For this area, it is becoming apparent that the rapid changes in the working world are making the work of staff and work councils far more complex. Digitalization, demographic change, a lack of trained experts, and new organizational forms – in order to be able to help shape work organization and work conditions for the future, relevant skills and competences are required. Several studies that we carried out at zap have shown this.

Simone Hocke: Additionally, staff councils and similar bodies are often made up of people who have no academic career path. During their time in office, they acquire competences that are equal to a bachelor’s degree. We developed the master’s program in order to give them the opportunity to professionalize their work and to offer the chance for recognition of the competences that they acquired during their working period in the form of an official qualification.

Andreas Klee
© Peter Mehlis

For whom is the degree course and what does it include?

Andreas Klee: The study program is specifically aimed at work representatives. Alongside work and staff council members, as well as members of employee representation bodies, advisors for work and staff councils, disabled persons representatives, and equal opportunities representatives are part of the target group.

Simone Hocke: The degree course itself is made up of three parts that can also be studied individually for a certificate. When put together, they form the master’s degree. The first certificate “Work-Related Consultation” focusses on expanding on consultation competences. Theories and methods for individual and group consultations are trained in this part. The second certificate course “Participative Staff and Organizational Development” takes a closer look at organizational theories and management actions. Knowledge of work transformations, good working conditions, and staff participation is passed on in the third certificate “Work / Technology Organization and Participation.”

Simone Hocke
© Privat

What makes the program stand out?

Simone Hocke: One thing is especially the flexible degree structure thanks to the building-block system. The individual degree parts can each be completed with a certificate. This makes it possible for the program to be individually formed depending on career focusses and the students’ differing educational aims.

The students can apply for the master’s degree directly at the beginning. Or they may decide to complete one or more certificate courses. If they then decide to do the master’s degree at a later point in time, the previously acquired certificates count towards their qualification.

It is also not always a matter of course that career-based experience can be recognized as entry qualifications for a degree.
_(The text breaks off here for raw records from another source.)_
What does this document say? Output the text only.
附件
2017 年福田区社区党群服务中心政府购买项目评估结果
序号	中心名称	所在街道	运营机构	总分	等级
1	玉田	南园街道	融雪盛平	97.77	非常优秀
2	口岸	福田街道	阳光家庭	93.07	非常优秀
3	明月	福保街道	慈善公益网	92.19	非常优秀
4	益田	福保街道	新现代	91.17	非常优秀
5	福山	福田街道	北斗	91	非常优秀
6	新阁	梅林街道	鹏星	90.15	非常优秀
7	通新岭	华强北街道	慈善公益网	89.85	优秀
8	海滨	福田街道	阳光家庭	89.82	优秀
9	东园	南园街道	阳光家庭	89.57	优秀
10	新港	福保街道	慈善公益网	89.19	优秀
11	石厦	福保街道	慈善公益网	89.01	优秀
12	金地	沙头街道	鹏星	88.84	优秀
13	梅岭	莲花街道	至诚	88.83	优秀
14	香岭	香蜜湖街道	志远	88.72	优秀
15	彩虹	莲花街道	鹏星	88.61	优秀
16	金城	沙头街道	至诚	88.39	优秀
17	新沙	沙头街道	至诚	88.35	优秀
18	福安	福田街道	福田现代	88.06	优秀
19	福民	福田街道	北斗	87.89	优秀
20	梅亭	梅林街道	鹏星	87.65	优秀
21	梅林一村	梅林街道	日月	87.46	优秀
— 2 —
This is, however, the case with MABO. This validation of informal competences, as is the correct specialist term, makes the program particularly attractive. And is a chance for the university to be even more open.

Andreas Klee: The course of studies also differs from conventional degree programs. We want to make it simpler for students to shape their study time alongside work and in accordance with their needs. This is successful thanks to online teaching and autonomous learning phases that enable flexible family-friendly learning times that are independent of location.

Finally, this degree program, in which the Academy of Continuing Education and the Faculty of Social Sciences are also involved, shows the societal responsibility that zap and the University of Bremen are taking on in terms of work-political issues. The viable cooperation with the Bremen Chamber of Labor and the close contacts to trade unions bring theory and practical work together and strengthen cooperation in Bremen State.